Portrait of Dr. Gachet, 1890

Vincent van Gogh
Dutch, 1853-1890
Etching on paper
7-3/16 x 6 in. (18.3 x 15.2 cm)
The Norton Simon Foundation
F.1976.11.G
© The Norton Simon Foundation

Not on View

In June of 1890, Vincent wrote to his sister Wilhelmina: “I have found a true friend in Dr. Gachet, something like another brother, so much do we resemble each other physically and also mentally." Having just arrived in Auvers-sur-Oise after a prolonged stay at a mental asylum in St. Rémy, Vincent found a sympathetic soulmate in Dr.
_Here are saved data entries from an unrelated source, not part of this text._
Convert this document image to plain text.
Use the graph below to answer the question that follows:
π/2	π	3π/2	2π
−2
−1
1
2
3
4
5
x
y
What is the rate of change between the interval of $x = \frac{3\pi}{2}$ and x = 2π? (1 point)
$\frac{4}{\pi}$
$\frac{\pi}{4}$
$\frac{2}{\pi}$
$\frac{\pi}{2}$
Paul Ferdinand Gachet, a local homeopathic physician who had been recommended to Vincent’s family by fellow artist Camille Pissarro. (Coincidentally, Pissarro was the first owner of Van Gogh’s Mulberry Tree in this same museum.) Gachet was a patron of many contemporary artists and an artist himself, and he introduced Vincent to the art of etching. As told by both Gachet and later his son, Vincent had come for a weekly meal with the family, and afterward was invited to create an etching of his own on a prepared copper plate. Vincent proposed a portrait of his host, and then proceeded to etch into the plate this likeness of his friend. Gachet and he then made prints from the plate not only in the traditional ink, but also in several different pigmented colors. It was the only etching Van Gogh made during his short life, which ended abruptly less than two months later. But in the interim, he painted close to 80 paintings, two of which were portraits of Gachet after this etching. One of these painted portraits is now in a private collection, having fetched more than $82 million at an auction in 1990.

After Vincent’s death, Dr. Gachet himself printed posthumous copies of the portraits from the copper plate he retained, and some of these prints he gave to friends with special handwritten dedications. This piece is inscribed to the artist Henri Doucet (1883–1915) from “Van Ryssel,” Gachet’s pseudonym. The copper plate was later donated to the Musée du Louvre by Gachet’s son, Paul, in 1951, and is now housed at the Musée d’Orsay in Paris.